Abraham Lincoln debating against Stephen Douglas on the campaign trail for the Illinois Senate race.

Abraham Lincoln

Sometimes an initial lack of success leads to bigger things. In 1858 Abraham Lincoln ran against Stephen A. Douglas for senator of Illinois. Lincoln set the tone for that campaign when he addressed the volatile slavery issue with his prophetic statement, “A house divided against itself cannot stand.” Douglas accepted Lincoln's challenge to participate in seven debates throughout Illinois. Between August and October crowds as large as Twenty Thousand stood for three hours in each city to hear them speak. A New York Evening Post reporter wrote in repose, “I must confess that long Abe's appearance is not comely, but stir him up and the fire of genius plays on every feature.” Listening to him calmly and unprejudiced, I was convinced that he has no superior as a stump speaker. Interestingly Katharine Stubergh Keller modeled Lincoln's face from a copy of a rare 1860 life cast mask of the president she had acquired. She then loaned the mask to Disney to make their famous animatronic Lincoln at Disneyland. Lincoln lost the senatorial election, but in debating with Douglass he gained a national reputation that won him the Republican nomination for president in 1860. In the months between his election and inauguration seven states of the deep south (those most dependent on slavery) left the union. Just a few weeks later Confederate officials demanded the surrender of Fort Sumter in the harbor of Charleston South Carolina.
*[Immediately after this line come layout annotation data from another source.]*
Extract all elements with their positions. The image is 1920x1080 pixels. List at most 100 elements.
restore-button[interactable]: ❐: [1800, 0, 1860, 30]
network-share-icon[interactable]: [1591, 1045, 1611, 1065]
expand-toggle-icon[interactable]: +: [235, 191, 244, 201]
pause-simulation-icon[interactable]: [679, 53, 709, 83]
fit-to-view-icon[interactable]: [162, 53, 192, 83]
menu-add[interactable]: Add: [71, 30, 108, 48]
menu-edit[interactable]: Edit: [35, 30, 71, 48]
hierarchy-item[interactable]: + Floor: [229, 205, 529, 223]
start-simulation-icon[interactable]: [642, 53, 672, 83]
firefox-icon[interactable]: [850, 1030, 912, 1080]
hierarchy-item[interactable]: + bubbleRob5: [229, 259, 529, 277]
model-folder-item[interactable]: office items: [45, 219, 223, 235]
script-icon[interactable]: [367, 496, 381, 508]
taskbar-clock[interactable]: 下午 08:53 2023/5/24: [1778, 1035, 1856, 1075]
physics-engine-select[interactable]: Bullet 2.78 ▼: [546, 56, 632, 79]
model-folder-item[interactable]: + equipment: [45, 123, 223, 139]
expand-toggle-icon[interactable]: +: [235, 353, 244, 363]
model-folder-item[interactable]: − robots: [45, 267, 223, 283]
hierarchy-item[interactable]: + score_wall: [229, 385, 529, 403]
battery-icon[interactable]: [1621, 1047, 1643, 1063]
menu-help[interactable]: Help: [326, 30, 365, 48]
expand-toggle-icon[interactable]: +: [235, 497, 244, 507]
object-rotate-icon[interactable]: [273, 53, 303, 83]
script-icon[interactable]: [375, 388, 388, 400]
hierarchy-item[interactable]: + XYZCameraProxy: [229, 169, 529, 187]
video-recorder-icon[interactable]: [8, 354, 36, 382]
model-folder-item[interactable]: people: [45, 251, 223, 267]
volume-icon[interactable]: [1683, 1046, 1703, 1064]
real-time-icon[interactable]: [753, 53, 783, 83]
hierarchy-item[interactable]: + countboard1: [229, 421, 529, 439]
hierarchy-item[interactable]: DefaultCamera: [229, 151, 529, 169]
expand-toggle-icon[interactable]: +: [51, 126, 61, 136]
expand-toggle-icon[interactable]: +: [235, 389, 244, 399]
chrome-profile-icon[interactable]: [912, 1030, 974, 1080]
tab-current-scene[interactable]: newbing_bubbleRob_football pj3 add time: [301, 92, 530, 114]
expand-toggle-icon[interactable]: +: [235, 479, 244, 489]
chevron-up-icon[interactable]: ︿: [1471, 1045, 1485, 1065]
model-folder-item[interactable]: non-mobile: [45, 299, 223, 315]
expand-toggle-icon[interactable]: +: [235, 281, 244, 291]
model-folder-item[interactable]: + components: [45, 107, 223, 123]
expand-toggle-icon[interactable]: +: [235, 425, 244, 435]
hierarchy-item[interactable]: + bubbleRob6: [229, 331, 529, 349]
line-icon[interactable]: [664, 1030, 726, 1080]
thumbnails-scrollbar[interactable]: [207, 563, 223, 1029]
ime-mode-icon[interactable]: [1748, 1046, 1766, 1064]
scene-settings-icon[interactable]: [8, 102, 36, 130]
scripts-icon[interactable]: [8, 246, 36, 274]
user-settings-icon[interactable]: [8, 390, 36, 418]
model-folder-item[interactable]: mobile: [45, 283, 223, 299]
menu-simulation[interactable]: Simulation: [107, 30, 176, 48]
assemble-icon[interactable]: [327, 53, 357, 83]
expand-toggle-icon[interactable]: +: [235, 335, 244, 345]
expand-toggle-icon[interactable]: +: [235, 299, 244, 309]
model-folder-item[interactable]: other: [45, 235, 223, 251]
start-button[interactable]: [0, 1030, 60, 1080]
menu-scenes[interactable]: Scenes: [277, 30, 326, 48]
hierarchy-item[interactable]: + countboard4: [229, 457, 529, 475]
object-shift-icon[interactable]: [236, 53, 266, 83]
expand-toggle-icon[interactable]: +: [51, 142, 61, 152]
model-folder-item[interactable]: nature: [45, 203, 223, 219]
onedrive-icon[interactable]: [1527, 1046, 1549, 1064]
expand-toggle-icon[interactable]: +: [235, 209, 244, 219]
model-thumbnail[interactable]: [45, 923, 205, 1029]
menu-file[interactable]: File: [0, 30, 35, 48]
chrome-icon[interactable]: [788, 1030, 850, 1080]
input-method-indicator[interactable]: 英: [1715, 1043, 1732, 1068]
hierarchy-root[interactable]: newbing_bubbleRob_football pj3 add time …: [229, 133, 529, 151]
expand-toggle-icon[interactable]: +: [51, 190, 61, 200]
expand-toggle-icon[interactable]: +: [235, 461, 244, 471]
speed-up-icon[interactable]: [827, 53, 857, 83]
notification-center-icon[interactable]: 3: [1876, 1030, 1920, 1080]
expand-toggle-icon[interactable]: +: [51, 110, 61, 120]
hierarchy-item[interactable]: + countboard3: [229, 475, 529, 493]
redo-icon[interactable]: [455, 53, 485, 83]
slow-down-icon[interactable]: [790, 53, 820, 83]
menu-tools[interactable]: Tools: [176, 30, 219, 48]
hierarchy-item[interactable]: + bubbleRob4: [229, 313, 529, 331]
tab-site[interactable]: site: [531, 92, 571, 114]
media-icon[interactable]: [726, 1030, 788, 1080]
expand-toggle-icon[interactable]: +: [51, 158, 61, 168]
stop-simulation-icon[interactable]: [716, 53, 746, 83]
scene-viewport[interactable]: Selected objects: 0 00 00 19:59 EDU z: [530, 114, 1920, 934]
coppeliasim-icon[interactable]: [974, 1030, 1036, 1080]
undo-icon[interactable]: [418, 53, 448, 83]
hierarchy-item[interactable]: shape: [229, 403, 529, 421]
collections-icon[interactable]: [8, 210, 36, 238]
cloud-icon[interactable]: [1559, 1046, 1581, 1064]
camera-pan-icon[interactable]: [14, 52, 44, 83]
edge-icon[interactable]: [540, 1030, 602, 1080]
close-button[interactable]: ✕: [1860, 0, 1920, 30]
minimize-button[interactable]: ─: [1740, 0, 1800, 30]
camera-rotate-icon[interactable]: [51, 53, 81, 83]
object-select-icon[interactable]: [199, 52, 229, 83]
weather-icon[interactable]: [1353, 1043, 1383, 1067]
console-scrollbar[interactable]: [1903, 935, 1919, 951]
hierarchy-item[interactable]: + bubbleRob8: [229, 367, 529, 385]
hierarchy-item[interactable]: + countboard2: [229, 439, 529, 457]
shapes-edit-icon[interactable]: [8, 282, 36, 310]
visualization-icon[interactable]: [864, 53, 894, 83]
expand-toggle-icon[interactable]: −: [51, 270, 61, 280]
On April 12 1861 they fired on the fort and the only war fought on American soil began. Four more slave states left the union before Lee surrendered to Grant on April 9th 1865 bringing an end to the civil war. Three million Americans had fought, six hundred thousand died.

Lincoln's deep commitment to preserving the union no matter what the consequences to himself had triumphed. Just over a week later on Good Friday. John Wilkes Booth shot and mortally wounded Lincoln at Ford's Theater. The nation's greatest president died the next morning April 15th 1865.